Furthermore, this study is yet another call for developing our understanding of the potentially complex interactions of multiple chemicals in the body. If it is not the case that one exposure is fully eliminated before another may occur (and it is clearly not the case: the average woman is exposed to dozens of chemicals before she even completes her morning hygiene and make-up ritual), then we need to understand any synergistic or potentiation effects these chemicals have.
What Can Be Done?
The public probably needs to start understanding what some of these high-falutin' toxicological terms mean. Synergistic effects may occur when multiple chemicals are all having the same or similar effects at once: for example, mercury, lead, and PCBs may all damage neurological development. Potentiation occurs when one chemical helps another chemical do its damage, perhaps by helping to transport it into areas of the cell where it is dangerous, or by shutting down a protective mechanism.
Then we need to turn knowledge into action. First, funding further study would serve two important purposes: it would allay the worries raised by concepts like "awash in chemicals." And if there is no risk, or an acceptable risk, knowing that would calm us, and help us prioritize more important issues. When we do find suspicions building about a bad actor, like the recent case of BPA, we need to regulate first and study later -- the precautionary principle must outweigh the free market principle.
Second, we must acknowledge that all of our development concepts and regulations are based on false assumptions. Chemicals do not simply serve their purpose and then go away. And some chemicals may have effects at diminishingly small levels: knowing which chemicals to worry about will help us to regulate the bad guys while keeping our economy and modern lifestyle, highly dependent upon the magic of chemicals, in good shape too. For women, and the men who love them, remaining active in the fight to renew chemical control legislation could help channel stressful worry into productive, engaged activity.

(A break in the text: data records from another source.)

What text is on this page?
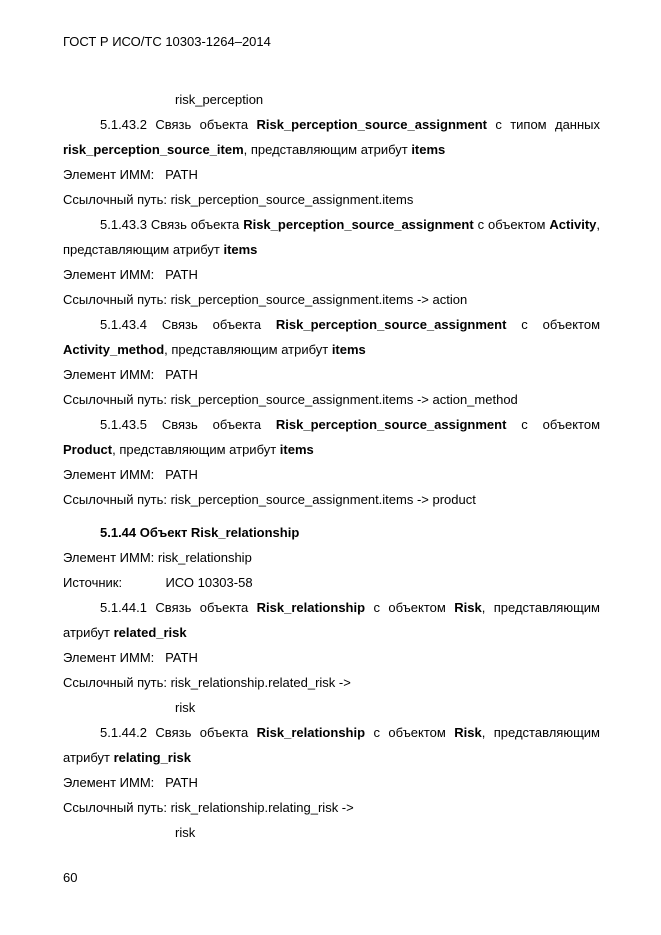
ГОСТ Р ИСО/ТС 10303-1264–2014
risk_perception
5.1.43.2 Связь объекта Risk_perception_source_assignment с типом данных risk_perception_source_item, представляющим атрибут items
Элемент ИММ:   PATH
Ссылочный путь: risk_perception_source_assignment.items
5.1.43.3 Связь объекта Risk_perception_source_assignment с объектом Activity, представляющим атрибут items
Элемент ИММ:   PATH
Ссылочный путь: risk_perception_source_assignment.items -> action
5.1.43.4 Связь объекта Risk_perception_source_assignment с объектом Activity_method, представляющим атрибут items
Элемент ИММ:   PATH
Ссылочный путь: risk_perception_source_assignment.items -> action_method
5.1.43.5 Связь объекта Risk_perception_source_assignment с объектом Product, представляющим атрибут items
Элемент ИММ:   PATH
Ссылочный путь: risk_perception_source_assignment.items -> product
5.1.44 Объект Risk_relationship
Элемент ИММ: risk_relationship
Источник:            ИСО 10303-58
5.1.44.1 Связь объекта Risk_relationship с объектом Risk, представляющим атрибут related_risk
Элемент ИММ:   PATH
Ссылочный путь: risk_relationship.related_risk ->
risk
5.1.44.2 Связь объекта Risk_relationship с объектом Risk, представляющим атрибут relating_risk
Элемент ИММ:   PATH
Ссылочный путь: risk_relationship.relating_risk ->
risk
60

And finally, we can try to protect the newborns coming into this world of chemicals from unecessary exposures. Use the products that have real benefits: soothing diaper rash, vaccinating against terrible diseases that are nearly but not fully stamped out, preserving teenagers from scarring acne. Protect your children from the exposures that are simply without benefit, like pre-menstrual girls lathered in make-up. And for the cases where chemicals are nice-to-have, but not need-to-have, remember that these young children will be the subject of the next generation of tests on what we have allowed into our bodies, and they themselves will consider having children someday. Let us hope that by the time today's newborns are expecting, we have better answers that we can offer today.